Die SPD war als linke Partei schon immer starken Strömungen ausgesetzt, Richtungskämpfen innerhalb der Partei. Sei es die Spaltung in USPD und MSPD im Ersten Weltkrieg, sei es der Widerstreit zwischen dem Seeheimer Kreis und den Parteilinken, deren klägliche Reste sich gerade unter Andrea Nahles zu formieren versuchen. Dementsprechend ist es schwieriger, von „der SPD“ zu sprechen, als man von „der FPD“ oder „der CDU“ sprechen kann. Noch extremer, was in einem anderen Essay zu zeigen sein wird, fällt diese Zersplitterung bei der WASG aus.

Insofern stellten die beiden Gestalten, die Helmut Schmidt und Willy Brandt in der Öffentlichkeit ab dem Ende der 1980er und dann in den 1990er Jahren als Galionsfiguren abzulösen begannen, ebenso einen programmatischen Widerspruch dar: Gerhard Schröder, Ministerpräsident von Niedersachsen, und Oskar Lafontaine, Ministerpräsident des Saarlands. Oskar Lafontaine, bis wenige Jahre vor dessen Tod enger Vertrauter von Willy Brandt, vertrat dabei die klassische Linie der SPD: Politik für die sozial Schwachen, verbunden mit linker Wirtschaftspolitik. Gerhard Schröder dagegen stand eigentlich für kein wirkliches Programm. Er tat, womit man Wählerstimmen bekam. Dieses ungleiche Duo kam nach dem Absturz von Rudolf Scharping 1994 an die Spitze der SPD; Lafontaine dabei als Parteivorsitzender. Es wird wohl ewig unklar bleiben, wie die Frage nach der Kanzlerkandidatur entschieden wurde; in jedem Fall sollte Schröder sie übernehmen (eine Entscheidung, bei der vermutlich sein triumphaler Wahlsieg in Niedersachsen eine wichtige Rolle spielte, der mit teils fragwürdigen Methoden errungen worden war). Lafontaine wollte Finanzminister werden. Die Frage, warum er diesen verhältnismäßig einflusslosen Ministerposten wollte (auch wenn er ihn ähnlich Stoibers 2005 ordentlich um Kompetenzbereiche erweiterte), ist viel zu selten genauer beleuchtet worden.

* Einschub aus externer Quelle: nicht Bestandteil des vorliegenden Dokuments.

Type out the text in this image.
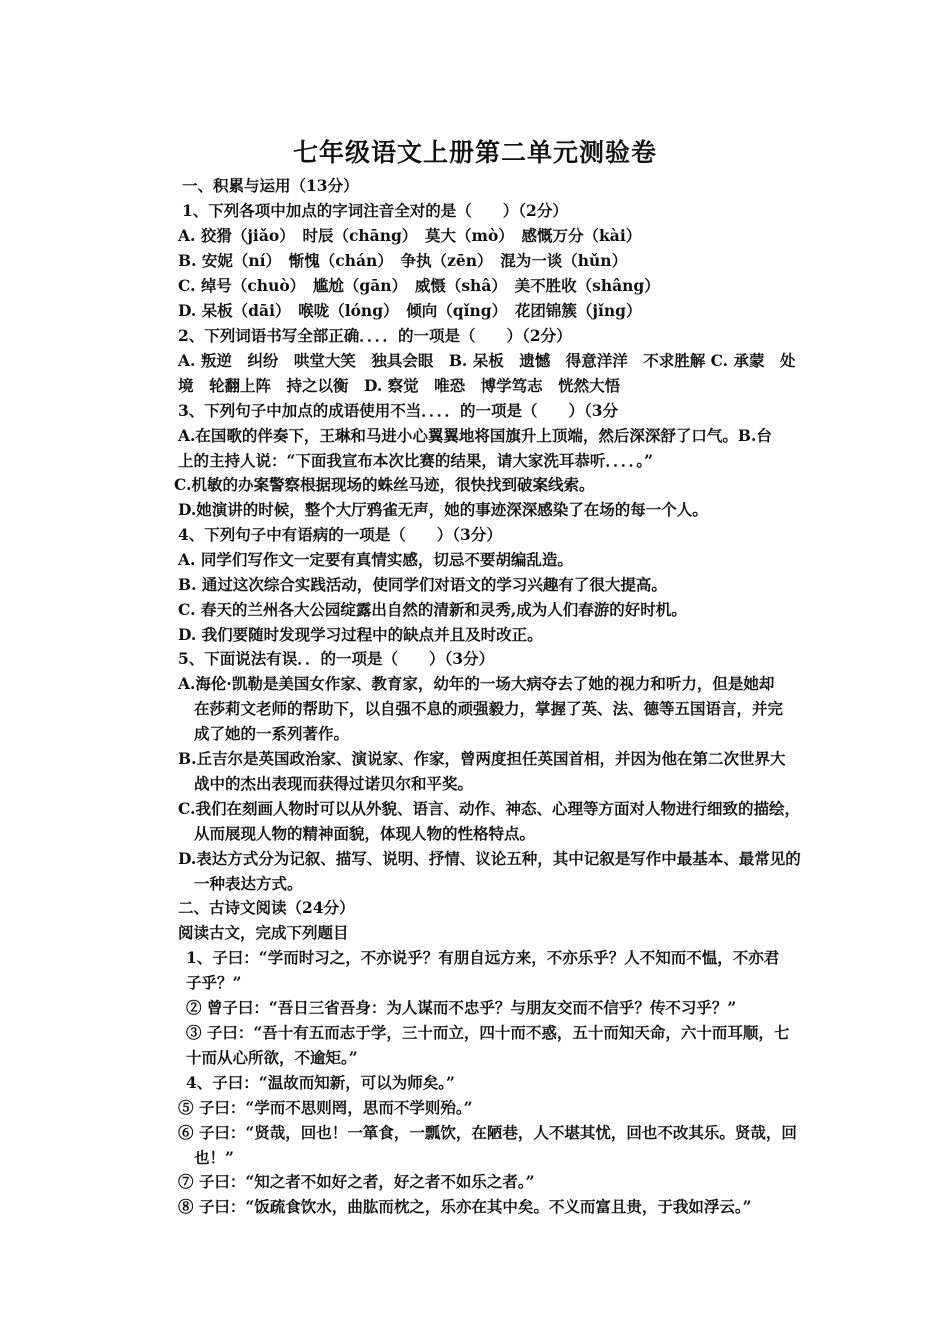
七年级语文上册第二单元测验卷
一、积累与运用（13分）
1、下列各项中加点的字词注音全对的是（　　）（2分）
A. 狡猾（jiǎo）　时辰（chāng）　莫大（mò）　感慨万分（kài）
B. 安妮（ní）　惭愧（chán）　争执（zēn）　混为一谈（hǔn）
C. 绰号（chuò）　尴尬（gān）　威慑（shâ）　美不胜收（shâng）
D. 呆板（dāi）　喉咙（lóng）　倾向（qǐng）　花团锦簇（jǐng）
2、下列词语书写全部正确．．．．的一项是（　　）（2分）
A. 叛逆　纠纷　哄堂大笑　独具会眼　B. 呆板　遗憾　得意洋洋　不求胜解 C. 承蒙　处
境　轮翻上阵　持之以衡　D. 察觉　唯恐　博学笃志　恍然大悟
3、下列句子中加点的成语使用不当．．．．的一项是（　　）（3分
A.在国歌的伴奏下，王琳和马进小心翼翼地将国旗升上顶端，然后深深舒了口气。B.台
上的主持人说：“下面我宣布本次比赛的结果，请大家洗耳恭听．．．．。”
C.机敏的办案警察根据现场的蛛丝马迹，很快找到破案线索。
D.她演讲的时候，整个大厅鸦雀无声，她的事迹深深感染了在场的每一个人。
4、下列句子中有语病的一项是（　　）（3分）
A. 同学们写作文一定要有真情实感，切忌不要胡编乱造。
B. 通过这次综合实践活动，使同学们对语文的学习兴趣有了很大提高。
C. 春天的兰州各大公园绽露出自然的清新和灵秀,成为人们春游的好时机。
D. 我们要随时发现学习过程中的缺点并且及时改正。
5、下面说法有误．．的一项是（　　）（3分）
A.海伦·凯勒是美国女作家、教育家，幼年的一场大病夺去了她的视力和听力，但是她却
在莎莉文老师的帮助下，以自强不息的顽强毅力，掌握了英、法、德等五国语言，并完
成了她的一系列著作。
B.丘吉尔是英国政治家、演说家、作家，曾两度担任英国首相，并因为他在第二次世界大
战中的杰出表现而获得过诺贝尔和平奖。
C.我们在刻画人物时可以从外貌、语言、动作、神态、心理等方面对人物进行细致的描绘，
从而展现人物的精神面貌，体现人物的性格特点。
D.表达方式分为记叙、描写、说明、抒情、议论五种，其中记叙是写作中最基本、最常见的
一种表达方式。
二、古诗文阅读（24分）
阅读古文，完成下列题目
1、子曰：“学而时习之，不亦说乎？有朋自远方来，不亦乐乎？人不知而不愠，不亦君
子乎？”
② 曾子曰：“吾日三省吾身：为人谋而不忠乎？与朋友交而不信乎？传不习乎？”
③ 子曰：“吾十有五而志于学，三十而立，四十而不惑，五十而知天命，六十而耳顺，七
十而从心所欲，不逾矩。”
4、子曰：“温故而知新，可以为师矣。”
⑤ 子曰：“学而不思则罔，思而不学则殆。”
⑥ 子曰：“贤哉，回也！一箪食，一瓢饮，在陋巷，人不堪其忧，回也不改其乐。贤哉，回
也！”
⑦ 子曰：“知之者不如好之者，好之者不如乐之者。”
⑧ 子曰：“饭疏食饮水，曲肱而枕之，乐亦在其中矣。不义而富且贵，于我如浮云。”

Lafontaine schweigt sich in seinen Büchern ebenso dazu aus. Deshalb ist es umso interessanter, dass ausgerechnet Wolfgang Schäuble in seinem Buch dazu eine Antwort gibt: Lafontaine sei ein Idealist, und er wollte etwas verändern. Dazu brauchte er den Posten des Finanzministers, da er dort seine wirtschaftspolitischen Vorstellungen umsetzen könnte.

So wurde es auch gemacht. Das erste halbe Jahr setzte die SPD einen Teil ihrer Wahlversprechen um, doch Gerhard Schröder drängte bereits in eine andere Richtung: eine angebotsorientierte Wirtschaftspolitik. Unterstützt wurde er dabei von den neoliberalen Eliten der Republik, seien es die Herren der Bundesbank (mit denen Lafontaine leidenschaftliche Kämpfe ausfocht, die er samt und sonders zum Schaden der Republik verlor), die Spitzenmanager der Wirtschaft oder der in seiner Eitelkeit gekränkte Scharping. In der richtigen, demokratischen Konsequenz, dass eine Regierung mit zwei derart gegensätzlichen Meinungen nicht funktionieren könne und tief gekränkt über Schröders Wortbruch trat Lafontaine von allen Ämtern zurück. Schröder wurde Parteivorsitzender.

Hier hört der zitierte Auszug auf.